The head of the Shin Bet is appointed after the outgoing head makes recommendations to the Prime Minister. In this case, Yuval Diskin recommended three of his deputies, of which Cohen was one for three years. The decision regarding the appointment was made jointly by the Prime Minister and the Minister of Defence at the time, Ehud Barak, and then – according to protocol – approved by the Turkel Committee and the government. Levy ignores Cohen’s 30 years of service in the Shin Bet at the time of his appointment and his renowned expertise on the subject of radical Islamic organisations – particularly Hamas – in order to advance an evidence-free trope clearly designed to leave the listener with a very specific impression. 

Throughout the conversation Levy, Doucet and the film’s director Dror Moreh all promote the notion that the current Israeli Prime Minister has not done enough to make peace with the Palestinians and cast doubts upon the sincerity of his commitment to a ‘two state-solution’. This one-dimensional portrayal is not balanced by any mention of the efforts which have been made in the last four years – or prior to that – and Doucet allows Moreh to claim that “the building in the settlements have continued to be larger and more deeper” (whatever that means) without making any mention of the ten month-long building freeze which was ignored by the PA for 90% of its duration.

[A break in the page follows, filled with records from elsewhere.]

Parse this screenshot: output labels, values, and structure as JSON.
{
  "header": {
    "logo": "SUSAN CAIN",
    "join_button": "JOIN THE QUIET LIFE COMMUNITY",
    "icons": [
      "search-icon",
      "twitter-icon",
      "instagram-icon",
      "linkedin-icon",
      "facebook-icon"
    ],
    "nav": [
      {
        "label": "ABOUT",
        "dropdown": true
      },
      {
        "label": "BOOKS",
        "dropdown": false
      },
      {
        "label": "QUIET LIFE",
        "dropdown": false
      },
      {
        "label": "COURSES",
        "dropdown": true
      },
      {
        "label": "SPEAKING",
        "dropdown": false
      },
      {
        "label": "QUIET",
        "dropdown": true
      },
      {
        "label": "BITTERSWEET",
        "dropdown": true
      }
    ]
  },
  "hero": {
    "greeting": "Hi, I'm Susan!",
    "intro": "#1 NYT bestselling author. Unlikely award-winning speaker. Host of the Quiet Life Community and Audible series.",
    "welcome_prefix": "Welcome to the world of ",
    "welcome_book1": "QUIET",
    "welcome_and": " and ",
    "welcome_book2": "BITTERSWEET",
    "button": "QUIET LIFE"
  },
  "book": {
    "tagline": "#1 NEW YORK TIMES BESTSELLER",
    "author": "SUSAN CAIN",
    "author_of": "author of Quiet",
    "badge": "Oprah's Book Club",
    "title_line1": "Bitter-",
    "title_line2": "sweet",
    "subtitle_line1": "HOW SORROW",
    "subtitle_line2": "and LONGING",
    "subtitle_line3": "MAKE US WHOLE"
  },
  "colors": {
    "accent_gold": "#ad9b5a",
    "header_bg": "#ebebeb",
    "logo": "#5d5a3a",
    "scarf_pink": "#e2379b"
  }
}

In fact, an average audience member watching this programme or reading Doucet’s article would go away convinced that the peace process is a one-sided affair in which only Israelis have a part to play, that Israelis have no interest in making peace and that the ‘two state solution’ is not a majority consensus in Israeli society. 

At one point in the programme Doucet says of the film:

“It is an Israeli conversation. There are no Palestinians in this film except of course in the footage.”

Despite having articulated that, Doucet has clearly missed the point that an “Israeli conversation” is exactly what this film is and that Israelis watching it will be in possession of the background information necessary in order to view the film in context. Israelis will know, for example, that three of the former Shin Bet heads interviewed took up political careers after their retirement from that organisation, and hence will be capable of contextualising their words within the framework of their various political views and aspirations. Israelis will also be only too aware of the important context of the security situations which form the subject matter of the interviews, but which are not represented in this film because there is no need to tell Israelis involved in this internal conversation that, for example, they are regularly bombarded by rocket fire from the Gaza Strip.

Doucet’s treatment of this subject is banal and disappointing. There are not many countries – including Western democracies – capable of producing a film like this one in which an ongoing conflict is openly discussed by people who were – and in many cases still are – part of the establishment. Rather than clarifying to audiences the film’s function as testimony to Israeli democracy and freedom of speech, Doucet elected to go down the well-trodden route of using it to promote weary and inaccurate mantras such as ‘Israel isn’t doing enough to make peace’, which do nothing to enhance audience understanding of the dilemmas facing the country which ultimately produced it.